In its brief, the board says Doe "revealed some idiosyncratic aspects of his practice" during an interview with an investigator. "He accepted payment only in cash and did not accept insurance; that he accepted only patients who were referred to him by other patients; that he scheduled no appointments, but rather conducted ‘open' office hours three days per week."
When Doe refused to turn over his records, the board sought injunctive relief in Superior Court, which Doe opposed, arguing that the records were protected by the psychotherapist-patient privilege contained in G.L.c. 233, §20B, or by Massachusetts common law regarding the right to privacy.
When the board argued that Doe was, by his own admission, spending the bulk of his practice as a physician and not a psychiatrist, Doe sought an evidentiary hearing, which Judge Charles T. Spurlock denied, ordering Doe to turn over the records.
In his appeal on Doe's behalf, Cirel argues that the Board of Registration in Medicine has mischaracterized his client's practice while ignoring the clear privilege carved out by the Legislature for Doe's patient information.
"The Board improperly seeks to brush aside a well established privilege and asks this Court to give it carte blanche to examine all patient treatment records maintained by a psychiatrist," Cirel wrote. "The privilege does not allow such disclosure and this Court may not add exclusions beyond what the Legislature has deemed appropriate."
But the board responds that the psychotherapist-patient privilege should not apply because "the Board's need for the requested records, in furtherance of its core function of protecting the health and safety of the public, would have overcome the assertion of the privilege in this case."
Regardless, the board argues that G.L.c. 233, §20B defines a psychotherapist as someone who spends a "substantial portion" of his time in that capacity, and it claims Doe does not meet that definition.
Though appellate courts in Massachusetts have had "scant opportunity to construe the ‘substantial portion' requirement," the board writes, the few courts that have have "conducted a straightforward, plain-language parsing of the statute," such as in Robinson v.

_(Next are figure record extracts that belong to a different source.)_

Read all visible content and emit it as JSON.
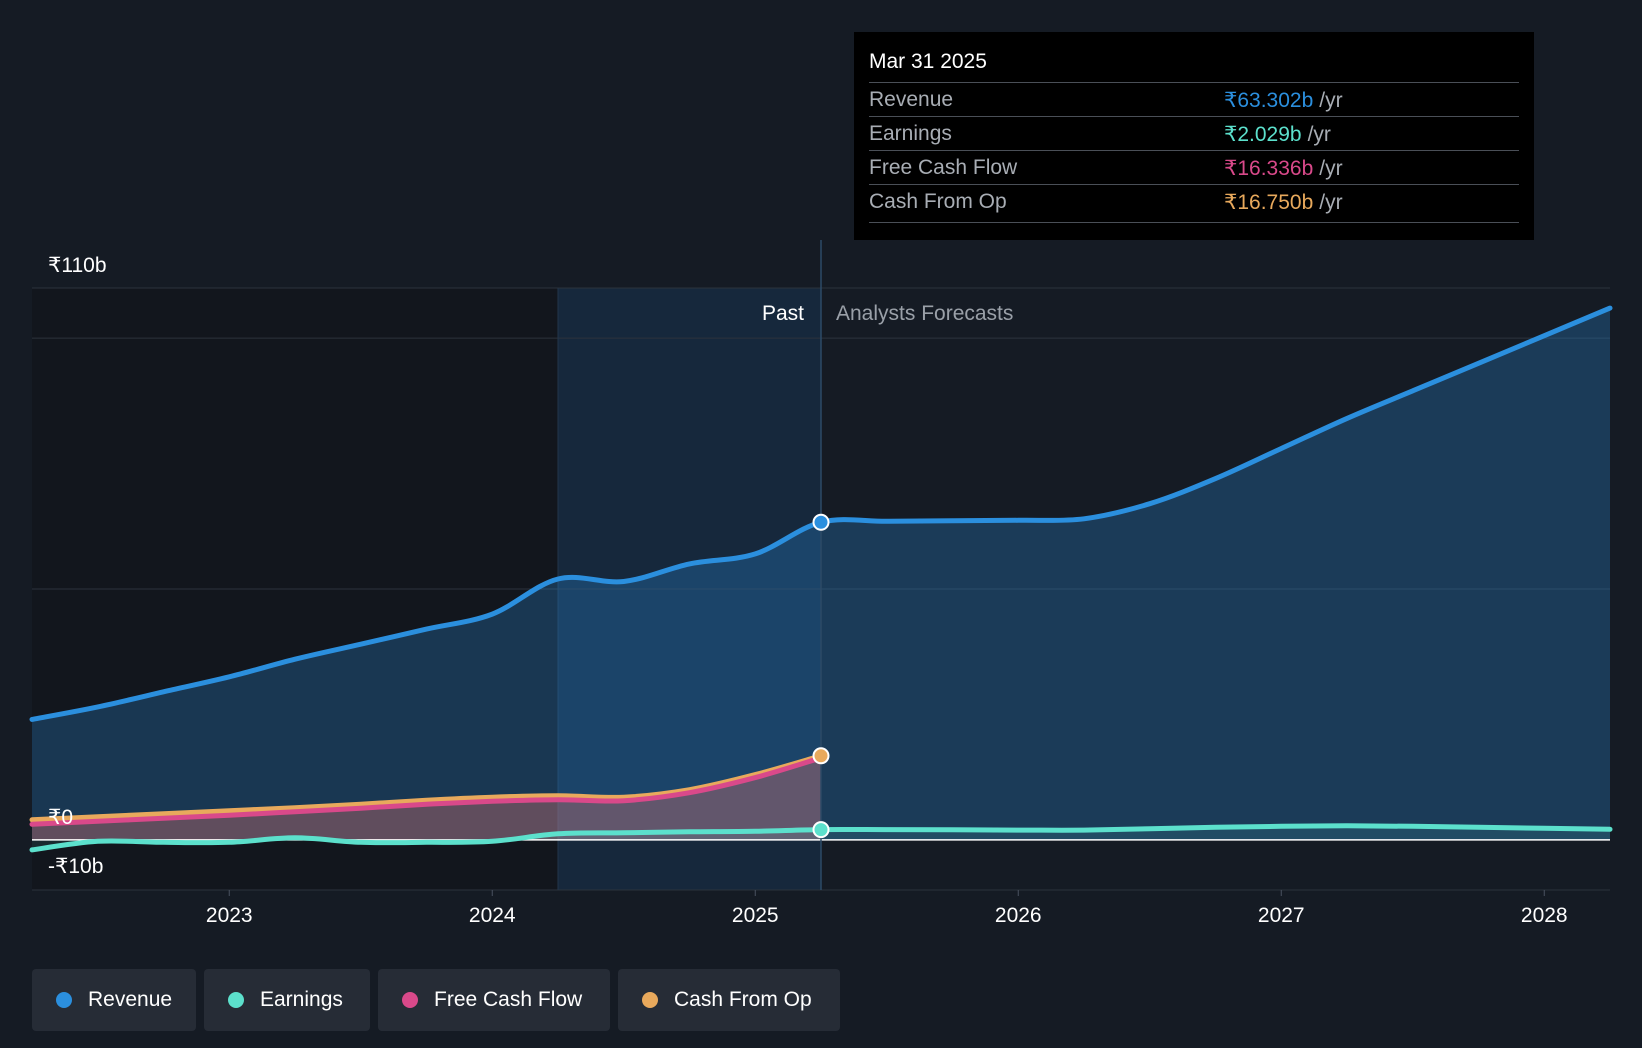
{
  "tooltip": {
    "date": "Mar 31 2025",
    "rows": [
      {
        "label": "Revenue",
        "value": "₹63.302b",
        "unit": "/yr"
      },
      {
        "label": "Earnings",
        "value": "₹2.029b",
        "unit": "/yr"
      },
      {
        "label": "Free Cash Flow",
        "value": "₹16.336b",
        "unit": "/yr"
      },
      {
        "label": "Cash From Op",
        "value": "₹16.750b",
        "unit": "/yr"
      }
    ]
  },
  "colors": {
    "revenue": "#2b8fde",
    "earnings": "#5ce0cc",
    "fcf": "#d9498a",
    "cfo": "#e8a95c",
    "background": "#151b24"
  },
  "legend": [
    {
      "key": "revenue",
      "label": "Revenue"
    },
    {
      "key": "earnings",
      "label": "Earnings"
    },
    {
      "key": "fcf",
      "label": "Free Cash Flow"
    },
    {
      "key": "cfo",
      "label": "Cash From Op"
    }
  ],
  "chart_data": {
    "type": "area",
    "ylim": [
      -10,
      110
    ],
    "y_tick_labels": [
      {
        "value": 110,
        "label": "₹110b"
      },
      {
        "value": 0,
        "label": "₹0"
      },
      {
        "value": -10,
        "label": "-₹10b"
      }
    ],
    "xlim": [
      2022.25,
      2028.25
    ],
    "x_ticks": [
      {
        "value": 2023,
        "label": "2023"
      },
      {
        "value": 2024,
        "label": "2024"
      },
      {
        "value": 2025,
        "label": "2025"
      },
      {
        "value": 2026,
        "label": "2026"
      },
      {
        "value": 2027,
        "label": "2027"
      },
      {
        "value": 2028,
        "label": "2028"
      }
    ],
    "past_label": "Past",
    "forecast_label": "Analysts Forecasts",
    "divider_x": 2025.25,
    "highlight_start_x": 2024.25,
    "series": [
      {
        "key": "revenue",
        "name": "Revenue",
        "x": [
          2022.25,
          2022.5,
          2022.75,
          2023.0,
          2023.25,
          2023.5,
          2023.75,
          2024.0,
          2024.25,
          2024.5,
          2024.75,
          2025.0,
          2025.25,
          2025.5,
          2025.75,
          2026.0,
          2026.25,
          2026.5,
          2026.75,
          2027.0,
          2027.25,
          2027.5,
          2027.75,
          2028.0,
          2028.25
        ],
        "y": [
          24,
          26.5,
          29.5,
          32.5,
          36,
          39,
          42,
          45,
          52,
          51.5,
          55,
          57,
          63.3,
          63.5,
          63.6,
          63.7,
          64,
          67,
          72,
          78,
          84,
          89.5,
          95,
          100.5,
          106
        ]
      },
      {
        "key": "cfo",
        "name": "Cash From Op",
        "x": [
          2022.25,
          2022.5,
          2022.75,
          2023.0,
          2023.25,
          2023.5,
          2023.75,
          2024.0,
          2024.25,
          2024.5,
          2024.75,
          2025.0,
          2025.25
        ],
        "y": [
          4,
          4.6,
          5.2,
          5.8,
          6.4,
          7.1,
          7.9,
          8.5,
          8.8,
          8.5,
          10,
          13,
          16.75
        ]
      },
      {
        "key": "fcf",
        "name": "Free Cash Flow",
        "x": [
          2022.25,
          2022.5,
          2022.75,
          2023.0,
          2023.25,
          2023.5,
          2023.75,
          2024.0,
          2024.25,
          2024.5,
          2024.75,
          2025.0,
          2025.25
        ],
        "y": [
          3.1,
          3.7,
          4.3,
          4.9,
          5.6,
          6.3,
          7.1,
          7.7,
          8,
          7.8,
          9.4,
          12.4,
          16.34
        ]
      },
      {
        "key": "earnings",
        "name": "Earnings",
        "x": [
          2022.25,
          2022.5,
          2022.75,
          2023.0,
          2023.25,
          2023.5,
          2023.75,
          2024.0,
          2024.25,
          2024.5,
          2024.75,
          2025.0,
          2025.25,
          2025.5,
          2025.75,
          2026.0,
          2026.25,
          2026.5,
          2026.75,
          2027.0,
          2027.25,
          2027.5,
          2027.75,
          2028.0,
          2028.25
        ],
        "y": [
          -2,
          -0.3,
          -0.5,
          -0.5,
          0.4,
          -0.5,
          -0.5,
          -0.3,
          1.2,
          1.4,
          1.6,
          1.7,
          2.03,
          2.03,
          2.0,
          1.95,
          1.95,
          2.2,
          2.5,
          2.7,
          2.8,
          2.7,
          2.5,
          2.3,
          2.1
        ]
      }
    ]
  }
}
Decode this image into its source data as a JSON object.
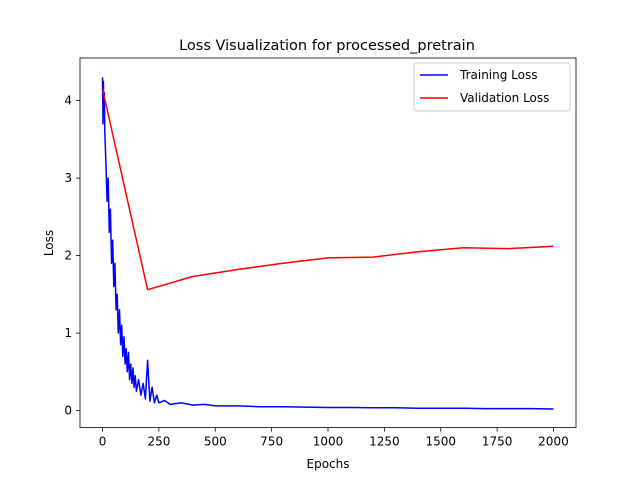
{
  "chart_data": {
    "type": "line",
    "title": "Loss Visualization for processed_pretrain",
    "xlabel": "Epochs",
    "ylabel": "Loss",
    "xlim": [
      -100,
      2100
    ],
    "ylim": [
      -0.22,
      4.55
    ],
    "xticks": [
      0,
      250,
      500,
      750,
      1000,
      1250,
      1500,
      1750,
      2000
    ],
    "yticks": [
      0,
      1,
      2,
      3,
      4
    ],
    "grid": false,
    "legend": "top-right",
    "series": [
      {
        "name": "Training Loss",
        "color": "#0000ff",
        "x": [
          0,
          2,
          4,
          6,
          8,
          10,
          15,
          20,
          25,
          30,
          35,
          40,
          45,
          50,
          55,
          60,
          65,
          70,
          75,
          80,
          85,
          90,
          95,
          100,
          105,
          110,
          115,
          120,
          125,
          130,
          135,
          140,
          145,
          150,
          160,
          170,
          180,
          190,
          200,
          210,
          220,
          230,
          240,
          250,
          275,
          300,
          350,
          400,
          450,
          500,
          600,
          700,
          800,
          900,
          1000,
          1100,
          1200,
          1300,
          1400,
          1500,
          1600,
          1700,
          1800,
          1900,
          2000
        ],
        "values": [
          4.3,
          3.7,
          4.25,
          3.8,
          4.1,
          3.6,
          3.2,
          2.7,
          3.0,
          2.3,
          2.6,
          1.9,
          2.2,
          1.6,
          1.9,
          1.3,
          1.5,
          1.0,
          1.3,
          0.85,
          1.1,
          0.7,
          0.95,
          0.6,
          0.8,
          0.5,
          0.75,
          0.4,
          0.6,
          0.35,
          0.55,
          0.3,
          0.45,
          0.25,
          0.4,
          0.2,
          0.35,
          0.15,
          0.65,
          0.12,
          0.3,
          0.1,
          0.2,
          0.1,
          0.13,
          0.08,
          0.1,
          0.07,
          0.08,
          0.06,
          0.06,
          0.05,
          0.05,
          0.045,
          0.04,
          0.04,
          0.035,
          0.035,
          0.03,
          0.03,
          0.03,
          0.025,
          0.025,
          0.025,
          0.02
        ]
      },
      {
        "name": "Validation Loss",
        "color": "#ff0000",
        "x": [
          0,
          200,
          400,
          600,
          800,
          1000,
          1200,
          1400,
          1600,
          1800,
          2000
        ],
        "values": [
          4.15,
          1.56,
          1.73,
          1.82,
          1.9,
          1.97,
          1.98,
          2.05,
          2.1,
          2.09,
          2.12
        ]
      }
    ]
  }
}
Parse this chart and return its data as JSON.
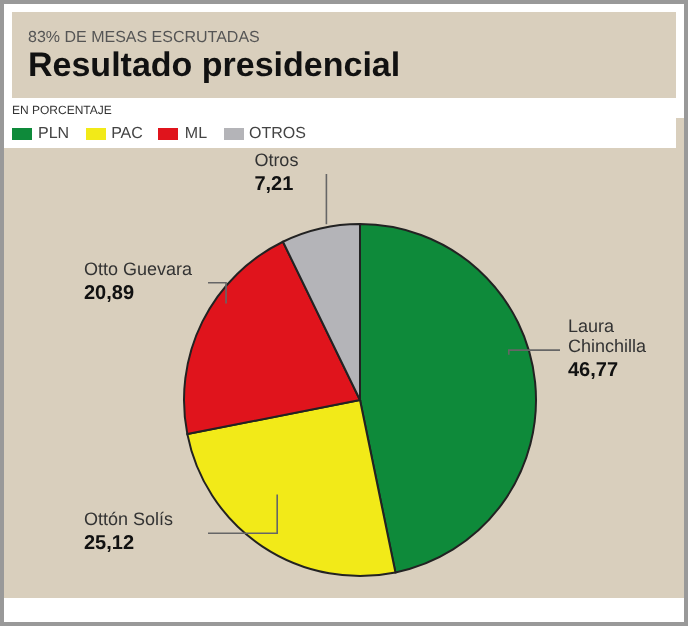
{
  "chart_data": {
    "type": "pie",
    "subtitle": "83% DE MESAS ESCRUTADAS",
    "title": "Resultado presidencial",
    "categories": [
      "PLN",
      "PAC",
      "ML",
      "OTROS"
    ],
    "values": [
      46.77,
      25.12,
      20.89,
      7.21
    ],
    "colors": [
      "#0e8a3a",
      "#f2ea18",
      "#e0141c",
      "#b4b4b8"
    ],
    "value_labels": [
      "46,77",
      "25,12",
      "20,89",
      "7,21"
    ],
    "annotations": [
      "EN PORCENTAJE",
      {
        "text": "Laura Chinchilla",
        "x": "PLN"
      },
      {
        "text": "Ottón Solís",
        "x": "PAC"
      },
      {
        "text": "Otto Guevara",
        "x": "ML"
      },
      {
        "text": "Otros",
        "x": "OTROS"
      }
    ],
    "legend": "top left"
  }
}
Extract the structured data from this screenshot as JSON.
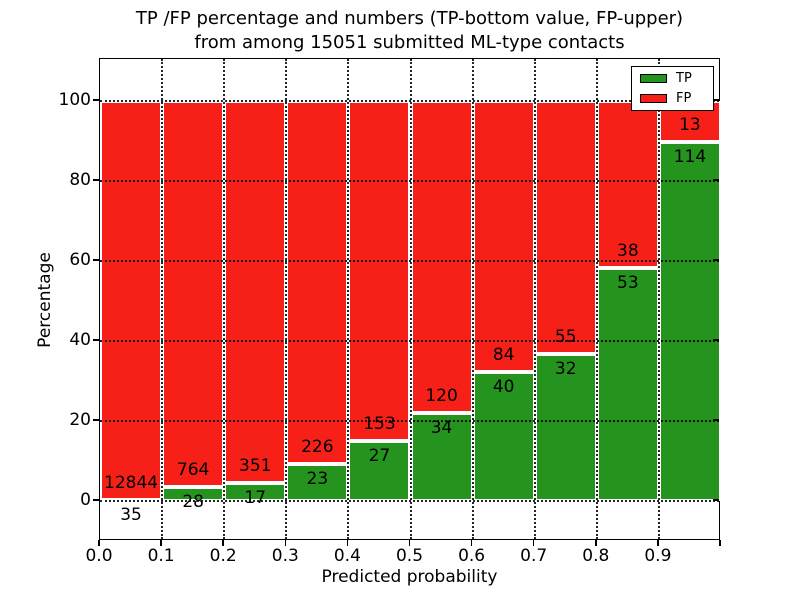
{
  "figure": {
    "title_line1": "TP /FP percentage and numbers (TP-bottom value, FP-upper)",
    "title_line2": "from among 15051 submitted ML-type contacts"
  },
  "chart_data": {
    "type": "bar",
    "subtype": "stacked-percentage",
    "title": "TP /FP percentage and numbers (TP-bottom value, FP-upper) from among 15051 submitted ML-type contacts",
    "total_contacts": 15051,
    "xlabel": "Predicted probability",
    "ylabel": "Percentage",
    "x_tick_labels": [
      "0.0",
      "0.1",
      "0.2",
      "0.3",
      "0.4",
      "0.5",
      "0.6",
      "0.7",
      "0.8",
      "0.9"
    ],
    "y_ticks": [
      0,
      20,
      40,
      60,
      80,
      100
    ],
    "xlim": [
      0.0,
      1.0
    ],
    "ylim": [
      -10,
      110.5
    ],
    "bin_width": 0.1,
    "bin_left_edges": [
      0.0,
      0.1,
      0.2,
      0.3,
      0.4,
      0.5,
      0.6,
      0.7,
      0.8,
      0.9
    ],
    "grid": "dotted",
    "bar_edge_color": "#ffffff",
    "legend_position": "upper-right",
    "series": [
      {
        "name": "TP",
        "stack_position": "bottom",
        "color": "#24941e",
        "counts": [
          35,
          28,
          17,
          23,
          27,
          34,
          40,
          32,
          53,
          114
        ]
      },
      {
        "name": "FP",
        "stack_position": "top",
        "color": "#f62019",
        "counts": [
          12844,
          764,
          351,
          226,
          153,
          120,
          84,
          55,
          38,
          13
        ]
      }
    ],
    "tp_percent_of_bin": [
      0.27,
      3.54,
      4.62,
      9.24,
      15.0,
      22.08,
      32.26,
      36.78,
      58.24,
      89.76
    ]
  }
}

Commonwealth, in which the court held that a pediatrician who had been assigned to a hospital's psychiatric department for eight months "fit the definition of a physician who devoted a substantial portion of her time to the practice of psychiatry."
But Cirel invokes the same precedent, arguing that it supports a broad interpretation of "psychotherapist." The SJC concluded in Robinson that because the doctor introduced herself as a psychiatrist - even though her board certification was in pediatrics - the privilege was intact.
"The SJC did not attempt to evaluate the type, quality, or substance of the mental health treatment [the doctor] provided. It did not even discuss whether [the doctor] provided any psychotherapy for the defendant. Instead, the SJC simply examined how the doctor introduced herself to the defendant, whether she made a mental status evaluation, and what her specialty was at the time she spoke to the patient," Cirel wrote.
Under that standard, he added, "a board-certified psychiatrist must qualify as a ‘psychotherapist' under G.L.c. 233, §20B."